Rules 1 through 5 are your copy filters. Run every symptom through them and the language gets real. But good symptoms also need structure and a source. These last two rules cover that.
6. Creating the map
Once you have a list of symptoms, patterns start showing up. Symptom 1, 4 and 9 are all about operations. Symptom 3, 7 and 12 are all about losing customers. You didn’t plan that. It just emerges.
Group them. Then give each group a header.
You have two ways to do that:
Option A: Elevate a symptom. Pick the strongest symptom in the group and make it the header. The rest become proof underneath it. The header still sounds like a person talking, and now it holds multiple pains.
“I spend every Monday fixing what broke over the weekend.”
That’s a header that hits on its own. The symptoms below it confirm the pattern.
Option B: Go one level up. Remember the path from part 1: symptom → problem → solution. Instead of elevating a symptom, name the problem it belongs to. Now I have a full framework just around what I call Bleeding Neck problems as well, but is for another newsletter.
For now, don’t reach for filing cabinet tabs like “Sales Efficiency” or “Customer Experience.” Nobody reads those and feels anything. Your headers should make a buyer nod before they even read what’s underneath.
7. Your symptoms come from interviews, not from your desk.
The most important rule and the most frequently broken.
You cannot write good symptoms alone. Full stop. They come out of conversations with customer service, sales reps, advisors and actual buyers. Your job when collecting symptoms is not to be a writer. You’re a secretary. Listen, write down what they say, edit as little as possible.
The best symptoms are near-direct quotes from buyers. Not something you polished into a sentence that “works better for the website.”
Now, can you follow rules 1 through 5 and write convincing symptoms at your desk? Yes. You can. They might even be good. But you won’t know if they’re true. Interviews don’t give you the language. The rules do that. Interviews give you the confidence that what you wrote is what your buyer actually feels.
A Claude Skill to write symptoms for you
I built a Claude Skill that has all 7 rules baked in. Feed it your buyer interviews, call transcripts or even rough notes and it writes symptoms in the right language. First person. Numbers. Rough edges. Confessions. The whole thing.

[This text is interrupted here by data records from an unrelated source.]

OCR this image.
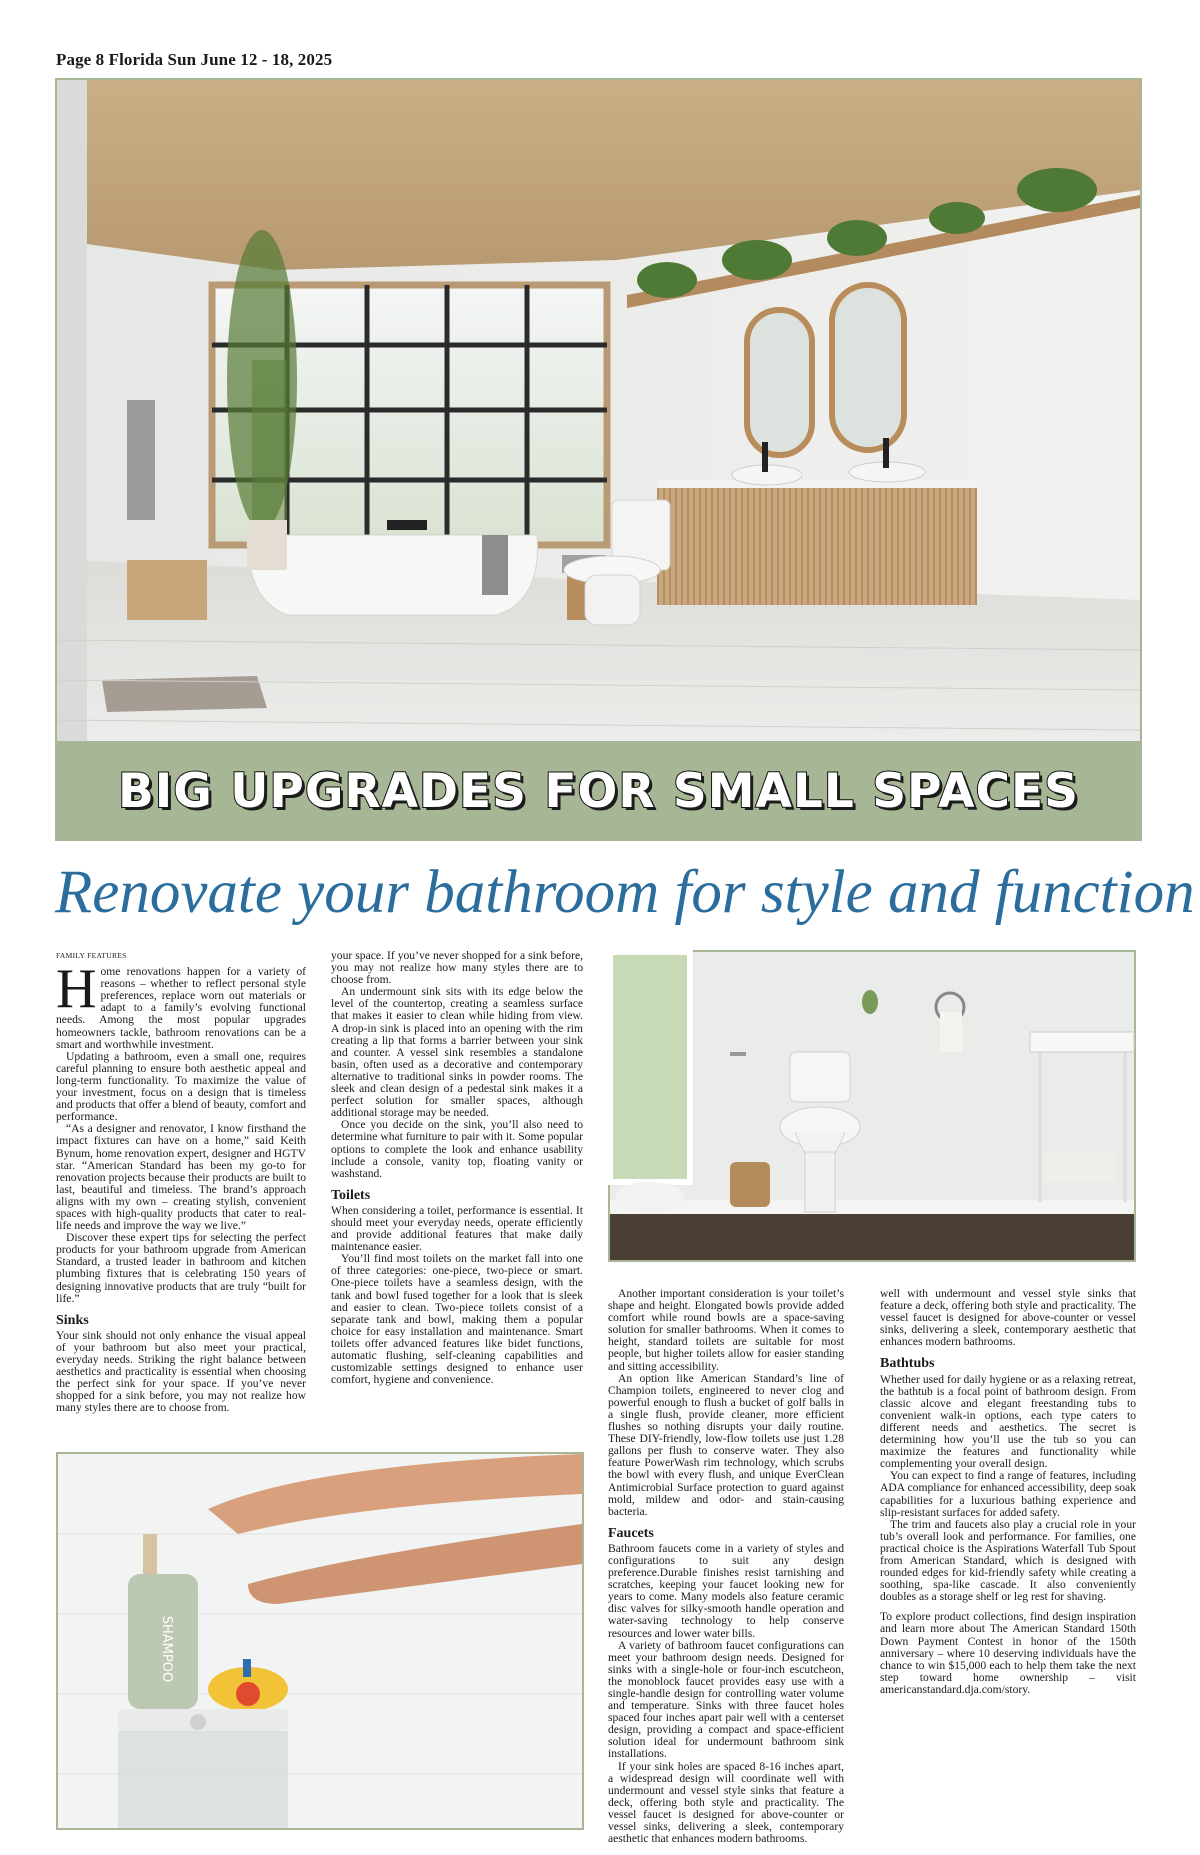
Page 8 Florida Sun June 12 - 18, 2025
BIG UPGRADES FOR SMALL SPACES
Renovate your bathroom for style and function
FAMILY FEATURES

Home renovations happen for a variety of reasons – whether to reflect personal style preferences, replace worn out materials or adapt to a family’s evolving functional needs. Among the most popular upgrades homeowners tackle, bathroom renovations can be a smart and worthwhile investment.

Updating a bathroom, even a small one, requires careful planning to ensure both aesthetic appeal and long-term functionality. To maximize the value of your investment, focus on a design that is timeless and products that offer a blend of beauty, comfort and performance.

“As a designer and renovator, I know firsthand the impact fixtures can have on a home,” said Keith Bynum, home renovation expert, designer and HGTV star. “American Standard has been my go-to for renovation projects because their products are built to last, beautiful and timeless. The brand’s approach aligns with my own – creating stylish, convenient spaces with high-quality products that cater to real-life needs and improve the way we live.”

Discover these expert tips for selecting the perfect products for your bathroom upgrade from American Standard, a trusted leader in bathroom and kitchen plumbing fixtures that is celebrating 150 years of designing innovative products that are truly “built for life.”

Sinks

Your sink should not only enhance the visual appeal of your bathroom but also meet your practical, everyday needs. Striking the right balance between aesthetics and practicality is essential when choosing the perfect sink for your space. If you’ve never shopped for a sink before, you may not realize how many styles there are to choose from.

your space. If you’ve never shopped for a sink before, you may not realize how many styles there are to choose from.

An undermount sink sits with its edge below the level of the countertop, creating a seamless surface that makes it easier to clean while hiding from view. A drop-in sink is placed into an opening with the rim creating a lip that forms a barrier between your sink and counter. A vessel sink resembles a standalone basin, often used as a decorative and contemporary alternative to traditional sinks in powder rooms. The sleek and clean design of a pedestal sink makes it a perfect solution for smaller spaces, although additional storage may be needed.

Once you decide on the sink, you’ll also need to determine what furniture to pair with it. Some popular options to complete the look and enhance usability include a console, vanity top, floating vanity or washstand.

Toilets

When considering a toilet, performance is essential. It should meet your everyday needs, operate efficiently and provide additional features that make daily maintenance easier.

You’ll find most toilets on the market fall into one of three categories: one-piece, two-piece or smart. One-piece toilets have a seamless design, with the tank and bowl fused together for a look that is sleek and easier to clean. Two-piece toilets consist of a separate tank and bowl, making them a popular choice for easy installation and maintenance. Smart toilets offer advanced features like bidet functions, automatic flushing, self-cleaning capabilities and customizable settings designed to enhance user comfort, hygiene and convenience.

Another important consideration is your toilet’s shape and height. Elongated bowls provide added comfort while round bowls are a space-saving solution for smaller bathrooms. When it comes to height, standard toilets are suitable for most people, but higher toilets allow for easier standing and sitting accessibility.

An option like American Standard’s line of Champion toilets, engineered to never clog and powerful enough to flush a bucket of golf balls in a single flush, provide cleaner, more efficient flushes so nothing disrupts your daily routine. These DIY-friendly, low-flow toilets use just 1.28 gallons per flush to conserve water. They also feature PowerWash rim technology, which scrubs the bowl with every flush, and unique EverClean Antimicrobial Surface protection to guard against mold, mildew and odor- and stain-causing bacteria.

Faucets

Bathroom faucets come in a variety of styles and configurations to suit any design preference.Durable finishes resist tarnishing and scratches, keeping your faucet looking new for years to come. Many models also feature ceramic disc valves for silky-smooth handle operation and water-saving technology to help conserve resources and lower water bills.

A variety of bathroom faucet configurations can meet your bathroom design needs. Designed for sinks with a single-hole or four-inch escutcheon, the monoblock faucet provides easy use with a single-handle design for controlling water volume and temperature. Sinks with three faucet holes spaced four inches apart pair well with a centerset design, providing a compact and space-efficient solution ideal for undermount bathroom sink installations.

If your sink holes are spaced 8-16 inches apart, a widespread design will coordinate well with undermount and vessel style sinks that feature a deck, offering both style and practicality. The vessel faucet is designed for above-counter or vessel sinks, delivering a sleek, contemporary aesthetic that enhances modern bathrooms.

well with undermount and vessel style sinks that feature a deck, offering both style and practicality. The vessel faucet is designed for above-counter or vessel sinks, delivering a sleek, contemporary aesthetic that enhances modern bathrooms.

Bathtubs

Whether used for daily hygiene or as a relaxing retreat, the bathtub is a focal point of bathroom design. From classic alcove and elegant freestanding tubs to convenient walk-in options, each type caters to different needs and aesthetics. The secret is determining how you’ll use the tub so you can maximize the features and functionality while complementing your overall design.

You can expect to find a range of features, including ADA compliance for enhanced accessibility, deep soak capabilities for a luxurious bathing experience and slip-resistant surfaces for added safety.

The trim and faucets also play a crucial role in your tub’s overall look and performance. For families, one practical choice is the Aspirations Waterfall Tub Spout from American Standard, which is designed with rounded edges for kid-friendly safety while creating a soothing, spa-like cascade. It also conveniently doubles as a storage shelf or leg rest for shaving.

To explore product collections, find design inspiration and learn more about The American Standard 150th Down Payment Contest in honor of the 150th anniversary – where 10 deserving individuals have the chance to win $15,000 each to help them take the next step toward home ownership – visit americanstandard.dja.com/story.

SHAMPOO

It also groups them into categories with problem-statement headers, flags when something reads like a diagnosis instead of a symptom, and gives you before/after rewrites so you can see exactly what changed.
I use it myself. It saves me hours on every client project.
Click here to download the Claude Skill
When you get this right, you win the right customers.
Get the symptoms right and something interesting happens. The right buyers read your copy and feel seen. The ads land. The landing pages feel obvious. The sales conversations start on a different level.
But the wrong buyers? They won’t even understand what you’re talking about. And that’s the point. Symptom language is specific enough to attract the people you want and invisible to the people you don’t. That’s positioning. Not a slide. Not a statement. The language itself does the filtering for you.